11:28 Comment voyez-vous cette carrière qui a débuté il y a presque 30 ans déjà ?
11:32 - J'essaie de ne pas la voir.
11:34 J'avoue que je ne sais pas si ça m'apporte...
11:37 Enfin, je suis très heureux, en tout cas, ça, je le sais.
11:40 Je suis très heureux, j'en profite.
11:43 Je suis conscient que je fais un métier que j'aime et qui se renouvelle à chaque fois.
11:47 Mais c'est ça, c'est que je pense que je repars vraiment de zéro à chaque fois.
11:52 Même au point de parfois me dire, de rentrer dans certains tracks
11:55 que plein d'acteurs peuvent ressentir et d'essayer de me rassurer en regardant derrière.
12:01 Mais bon, j'aime bien ce vertige de se dire, mais au fait, c'est quoi là ?
12:09 C'est comment ?
12:11 Donc, je ne me retourne pas trop.
12:14 - Qu'est-ce qui vous fait douter ?
12:17 - D'aborder des scènes.
12:19 J'adore les plateaux où on a le temps d'explorer plein de façons différentes de raconter une scène.
12:27 Mais parfois, on n'a pas le temps.
12:28 Parfois, ça se passe peut-être un tout petit peu moins bien avec le réalisateur.
12:33 Parfois, enfin bref, le cinéma, c'est un métier d'obstacle.
12:37 Donc, il y a de la place pour le doute chaque soir en se disant,
12:40 mais au fait, on aura peut-être pu élaborer cette voie-là ou pas.
12:45 C'est un travail de l'instant.
12:46 Donc, tout ce qui est enregistré, il est passé.
12:49 Donc, il y a des films où il y a beaucoup de doutes.
12:52 Il y a des tournages où il y a beaucoup de doutes sur ce qu'on a bien fait d'imaginer ce moment-là comme ça.
12:57 - Vous dessinez, vous aimez raconter des histoires, Romain Duris ?
13:01 - Oui.
13:01 - Et l'écriture alors ?
13:04 - L'écriture, c'est tellement large.
13:07 J'ai écrit, j'ai eu des moments où j'écrivais des choses intimes.
13:11 Il faut arriver à recentrer les pensées pour une phrase.
13:16 C'est compliqué, je trouve.
13:19 Mais j'aimerais bien réaliser.
13:20 Donc, je me dis qu'il y a un moment, soit l'histoire va sortir de moi, soit je vais la lire.
13:25 Mais ça va passer par les mots.
13:28 - C'était ma question.

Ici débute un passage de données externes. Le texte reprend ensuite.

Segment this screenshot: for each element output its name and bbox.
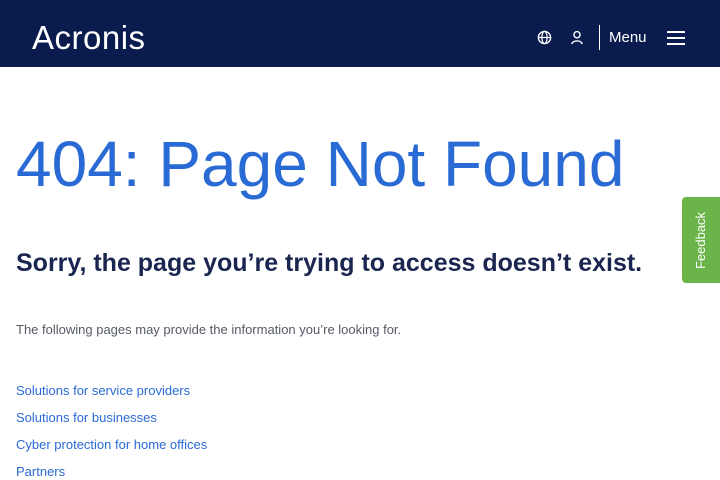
error-subtitle: Sorry, the page you’re trying to access … xyxy=(16,249,643,277)
menu-label[interactable]: Menu xyxy=(609,28,647,48)
globe-icon[interactable] xyxy=(534,27,554,47)
intro-text: The following pages may provide the info… xyxy=(16,322,402,337)
page-title: 404: Page Not Found xyxy=(16,128,625,200)
link-businesses[interactable]: Solutions for businesses xyxy=(16,409,207,427)
hamburger-menu-icon[interactable] xyxy=(666,29,686,47)
link-partners[interactable]: Partners xyxy=(16,463,207,480)
acronis-logo[interactable]: Acronis xyxy=(32,18,146,58)
link-service-providers[interactable]: Solutions for service providers xyxy=(16,382,207,400)
feedback-label: Feedback xyxy=(693,211,709,269)
header-divider xyxy=(599,25,600,50)
link-home-offices[interactable]: Cyber protection for home offices xyxy=(16,436,207,454)
user-icon[interactable] xyxy=(567,27,587,47)
suggested-links: Solutions for service providers Solution… xyxy=(16,382,207,480)
site-header: Acronis Menu xyxy=(0,0,720,67)
feedback-tab[interactable]: Feedback xyxy=(682,197,720,283)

À quand votre premier film ?
13:31 - Il faut que l'histoire soit tellement évidente.
13:35 Il faut que ce soit une question de vie ou de mort de réaliser un film.
13:37 Pour passer 4 ans dessus, pour embarquer tout le monde, c'est un culot énorme.
13:41 Donc, il faut que ce soit...
13:42 Je ne veux pas faire ça en dilettante ou juste parce que ça peut être marrant de diriger.
13:47 Je veux absolument que ça me ronge.
13:49 Donc, il faut que l'histoire me percute complètement.
13:52 Donc, ce n'est pas bien d'attendre.
13:55 Mais je veux dire, voilà.
13:58 Si ça doit venir, ça va bien venir.
14:01 J'ai de l'espoir.
14:02 - En tout cas, vous en avez envie.
14:04 - Oui, oui.
14:05 - Vous appelez Le Règne Animal. Ça sort aujourd'hui.
14:07 Merci beaucoup, Romain Duré, d'être passé dans le monde et l'auditeur France Info.